For luxury companies to excel, they must do more and do it differently from their competitive cohort. Yet where innovation is concerned, most companies are doing the same things: talking to each other at conferences, engaging with already loyal customers, and watching the global news. However, the insights gleaned from these activities are largely anecdotal and don’t have the research rigor or statistical validity that big data analytics and professional market research can provide.

Innovation Gaps

For legacy luxury brands steeped in heritage, innovation presents a challenge. Too much change implemented too fast can threaten their winning calculus. That’s why so many luxury brands were so slow to adapt to the ecommerce revolution. Hermès, Chanel, and Louis Vuitton aren’t about to mess with the formula that created their legacy and keeps them in the black.

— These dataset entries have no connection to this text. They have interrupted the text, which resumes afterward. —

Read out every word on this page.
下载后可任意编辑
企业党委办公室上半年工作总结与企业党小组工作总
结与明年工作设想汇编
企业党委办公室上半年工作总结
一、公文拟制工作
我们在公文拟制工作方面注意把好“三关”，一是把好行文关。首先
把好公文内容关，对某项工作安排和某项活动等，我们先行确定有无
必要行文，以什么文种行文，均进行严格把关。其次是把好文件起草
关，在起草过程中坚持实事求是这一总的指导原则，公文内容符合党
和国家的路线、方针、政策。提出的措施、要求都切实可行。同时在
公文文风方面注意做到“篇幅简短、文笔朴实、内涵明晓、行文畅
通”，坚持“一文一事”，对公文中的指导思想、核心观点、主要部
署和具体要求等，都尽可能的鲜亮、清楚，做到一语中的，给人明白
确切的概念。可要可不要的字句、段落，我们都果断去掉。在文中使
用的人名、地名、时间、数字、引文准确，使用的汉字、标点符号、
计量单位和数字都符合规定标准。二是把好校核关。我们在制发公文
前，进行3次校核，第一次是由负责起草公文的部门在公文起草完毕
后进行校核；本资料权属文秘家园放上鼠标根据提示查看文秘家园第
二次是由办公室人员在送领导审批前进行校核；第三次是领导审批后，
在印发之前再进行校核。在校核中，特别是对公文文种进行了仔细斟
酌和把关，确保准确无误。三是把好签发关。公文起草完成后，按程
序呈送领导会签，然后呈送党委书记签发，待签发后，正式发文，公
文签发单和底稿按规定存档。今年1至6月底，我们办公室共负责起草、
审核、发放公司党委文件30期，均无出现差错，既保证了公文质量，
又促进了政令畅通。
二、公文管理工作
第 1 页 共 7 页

Yet luxury businesses must adapt to change in the market, and innovation is the strategy that drives business growth and progress. For example, in a survey among more than 1,000 executives, McKinsey found companies with strong innovation cultures – about 10 percent of the sample –are 4.5 times more likely than innovation laggards to offer products and services that consistently lead their industry in meeting new customer needs. They have the same lead when it comes to new products hitting their mark. In addition, by leaning into innovation, they are nine times more likely to consistently stay ahead of competitors in identifying “white space” in their markets.

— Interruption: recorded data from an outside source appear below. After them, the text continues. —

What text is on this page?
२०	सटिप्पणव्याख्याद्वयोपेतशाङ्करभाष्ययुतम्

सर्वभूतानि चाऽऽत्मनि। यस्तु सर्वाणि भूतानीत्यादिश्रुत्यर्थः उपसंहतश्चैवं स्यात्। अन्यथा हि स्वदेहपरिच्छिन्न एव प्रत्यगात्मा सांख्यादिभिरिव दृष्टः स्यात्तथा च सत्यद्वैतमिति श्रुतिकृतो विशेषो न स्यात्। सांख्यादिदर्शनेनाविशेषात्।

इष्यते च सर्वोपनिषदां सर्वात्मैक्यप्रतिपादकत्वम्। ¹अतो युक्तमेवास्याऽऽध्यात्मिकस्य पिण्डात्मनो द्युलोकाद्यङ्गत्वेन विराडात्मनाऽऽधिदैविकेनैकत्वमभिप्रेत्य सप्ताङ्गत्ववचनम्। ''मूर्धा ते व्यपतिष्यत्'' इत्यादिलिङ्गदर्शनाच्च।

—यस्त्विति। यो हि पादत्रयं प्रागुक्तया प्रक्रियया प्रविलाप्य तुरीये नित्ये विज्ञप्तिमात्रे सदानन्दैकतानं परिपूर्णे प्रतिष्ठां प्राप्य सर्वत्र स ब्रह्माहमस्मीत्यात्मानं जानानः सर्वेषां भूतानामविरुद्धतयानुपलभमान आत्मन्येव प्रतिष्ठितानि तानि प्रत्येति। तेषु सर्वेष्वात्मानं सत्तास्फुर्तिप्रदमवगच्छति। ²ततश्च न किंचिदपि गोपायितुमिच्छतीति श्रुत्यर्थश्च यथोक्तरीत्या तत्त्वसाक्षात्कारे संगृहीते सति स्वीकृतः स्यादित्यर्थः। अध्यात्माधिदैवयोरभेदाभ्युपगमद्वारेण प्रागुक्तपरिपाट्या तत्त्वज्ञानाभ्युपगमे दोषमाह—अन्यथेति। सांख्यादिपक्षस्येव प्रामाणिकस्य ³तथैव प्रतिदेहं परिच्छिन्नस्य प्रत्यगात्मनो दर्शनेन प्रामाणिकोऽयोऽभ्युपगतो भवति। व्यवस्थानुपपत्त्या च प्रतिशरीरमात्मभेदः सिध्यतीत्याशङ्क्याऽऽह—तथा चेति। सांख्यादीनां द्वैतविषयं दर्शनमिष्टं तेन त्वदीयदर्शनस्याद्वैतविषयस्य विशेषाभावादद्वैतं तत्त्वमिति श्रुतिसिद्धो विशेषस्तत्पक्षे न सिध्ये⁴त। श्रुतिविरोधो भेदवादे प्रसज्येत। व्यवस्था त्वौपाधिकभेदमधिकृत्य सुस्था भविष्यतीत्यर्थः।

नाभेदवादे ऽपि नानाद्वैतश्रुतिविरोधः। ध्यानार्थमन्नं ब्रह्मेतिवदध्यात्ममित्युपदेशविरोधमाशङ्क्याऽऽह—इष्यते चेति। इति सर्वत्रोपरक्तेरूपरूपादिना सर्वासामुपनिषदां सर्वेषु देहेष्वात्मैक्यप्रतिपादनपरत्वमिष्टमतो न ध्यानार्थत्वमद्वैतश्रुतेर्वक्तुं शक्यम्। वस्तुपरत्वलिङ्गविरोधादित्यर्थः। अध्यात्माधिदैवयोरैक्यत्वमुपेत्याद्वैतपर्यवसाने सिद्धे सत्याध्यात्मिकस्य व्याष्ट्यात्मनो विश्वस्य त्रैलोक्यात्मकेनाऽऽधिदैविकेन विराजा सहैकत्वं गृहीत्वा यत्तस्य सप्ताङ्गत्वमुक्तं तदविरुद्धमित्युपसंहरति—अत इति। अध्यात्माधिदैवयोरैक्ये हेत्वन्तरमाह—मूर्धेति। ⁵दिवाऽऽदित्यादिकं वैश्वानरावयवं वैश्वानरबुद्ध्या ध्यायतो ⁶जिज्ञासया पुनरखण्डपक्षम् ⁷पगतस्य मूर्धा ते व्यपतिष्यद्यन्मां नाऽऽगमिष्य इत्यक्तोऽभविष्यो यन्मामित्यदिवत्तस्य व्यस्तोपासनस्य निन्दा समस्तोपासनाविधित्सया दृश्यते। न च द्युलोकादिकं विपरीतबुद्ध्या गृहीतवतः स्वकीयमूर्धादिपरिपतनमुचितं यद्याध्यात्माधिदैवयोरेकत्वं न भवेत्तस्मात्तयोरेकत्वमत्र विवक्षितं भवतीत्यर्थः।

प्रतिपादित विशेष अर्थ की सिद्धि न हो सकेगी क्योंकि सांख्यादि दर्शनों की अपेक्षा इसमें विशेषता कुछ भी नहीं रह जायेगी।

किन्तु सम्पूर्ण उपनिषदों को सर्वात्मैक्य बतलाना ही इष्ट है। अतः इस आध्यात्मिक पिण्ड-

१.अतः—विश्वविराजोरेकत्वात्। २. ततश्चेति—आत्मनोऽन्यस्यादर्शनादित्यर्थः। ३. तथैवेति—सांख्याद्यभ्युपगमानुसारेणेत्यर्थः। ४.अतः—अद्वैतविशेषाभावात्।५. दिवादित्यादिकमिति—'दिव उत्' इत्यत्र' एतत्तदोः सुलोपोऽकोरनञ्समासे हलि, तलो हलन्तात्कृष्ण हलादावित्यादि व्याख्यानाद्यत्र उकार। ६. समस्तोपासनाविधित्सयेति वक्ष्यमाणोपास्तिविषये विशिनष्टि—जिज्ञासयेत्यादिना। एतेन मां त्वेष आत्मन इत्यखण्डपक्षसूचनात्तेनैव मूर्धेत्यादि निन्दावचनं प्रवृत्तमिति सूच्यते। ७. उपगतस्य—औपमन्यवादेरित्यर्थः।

What luxury brand can ignore such advantages? However, a recent survey conducted by Unity Marketing (UM) among over 430 executives working in the luxury industry found that innovation ranked number 10 out of 14 attributes that make luxury brands strong and resilient. Topping the list were devotion to quality (71 percent), craftsmanship (63 percent), authenticity (62 percent), commitment to service (56 percent) and artistry/design (52 percent). Being innovative and forward-thinking wasn’t even close at 32 percent. Regrettably, Innovation is not at the top of the mind when it comes to luxury brands; however, it should be.

Looking in All the Wrong Places

According to the luxury insiders surveyed, the most widely used innovation strategies were active listening to input from customers (73 percent), persistent scanning of the news for ideas (67 percent), monitoring social media for the voice of the consumer (55 percent) and attending conferences and seminars (57 percent).

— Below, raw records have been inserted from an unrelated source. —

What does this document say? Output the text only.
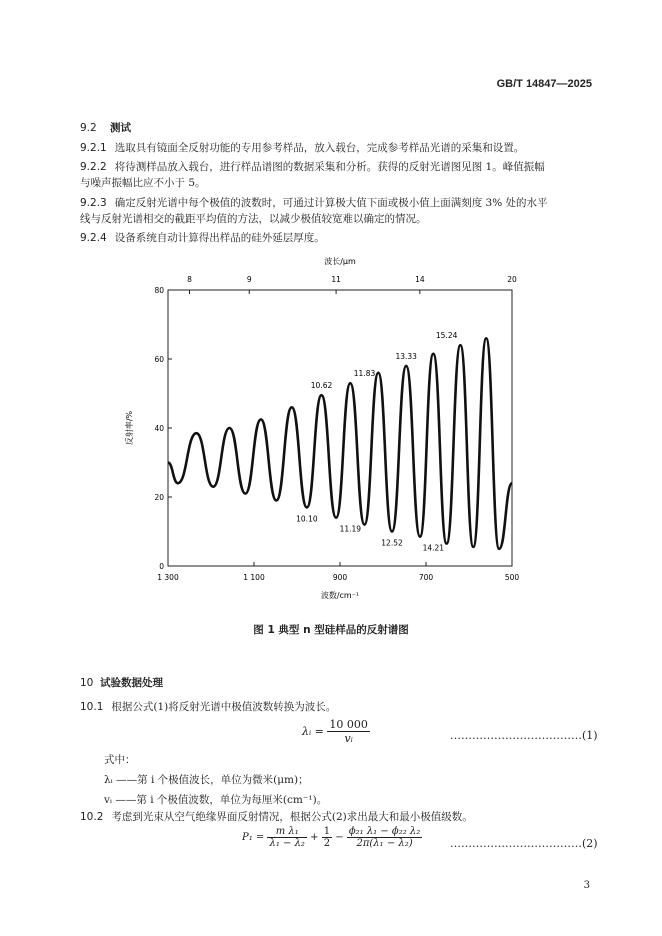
GB/T 14847—2025
9.2 测试
9.2.1 选取具有镜面全反射功能的专用参考样品，放入载台，完成参考样品光谱的采集和设置。
9.2.2 将待测样品放入载台，进行样品谱图的数据采集和分析。获得的反射光谱图见图 1。峰值振幅
与噪声振幅比应不小于 5。
9.2.3 确定反射光谱中每个极值的波数时，可通过计算极大值下面或极小值上面满刻度 3% 处的水平
线与反射光谱相交的截距平均值的方法，以减少极值较宽难以确定的情况。
9.2.4 设备系统自动计算得出样品的硅外延层厚度。
波长/μm
反射率/%
波数/cm⁻¹
0
20
40
60
80
1 300	1 100	900	700	500
8	9	11	14	20
10.62
11.83
13.33
15.24
10.10
11.19
12.52
14.21
图 1 典型 n 型硅样品的反射谱图
10 试验数据处理
10.1 根据公式(1)将反射光谱中极值波数转换为波长。
λᵢ = $\frac{10 000}{\text{vᵢ}}$	………………………………(1)
式中：
λᵢ ——第 i 个极值波长，单位为微米(μm)；
vᵢ ——第 i 个极值波数，单位为每厘米(cm⁻¹)。
10.2 考虑到光束从空气绝缘界面反射情况，根据公式(2)求出最大和最小极值级数。
$P_1 = \frac{\text{m λ₁}}{\text{λ₁ − λ₂}} + \frac{1}{2} - \frac{\text{ϕ₂₁ λ₁ − ϕ₂₂ λ₂}}{\text{2π(λ₁ − λ₂)}}$	………………………………(2)
3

All of these are useful and necessary, but they need to be shored up with more formal, structured, and proven innovation strategies. McKinsey cites fear as the single biggest factor holding back innovation, named by some 85 percent of executives. It’s fear of criticism, uncertainty, loss of control, and potential negative impact on one’s career. These are all human and understandable and help explain why luxury insiders prefer the easy, comfortable path to innovation rather than venturing into the challenging unknown.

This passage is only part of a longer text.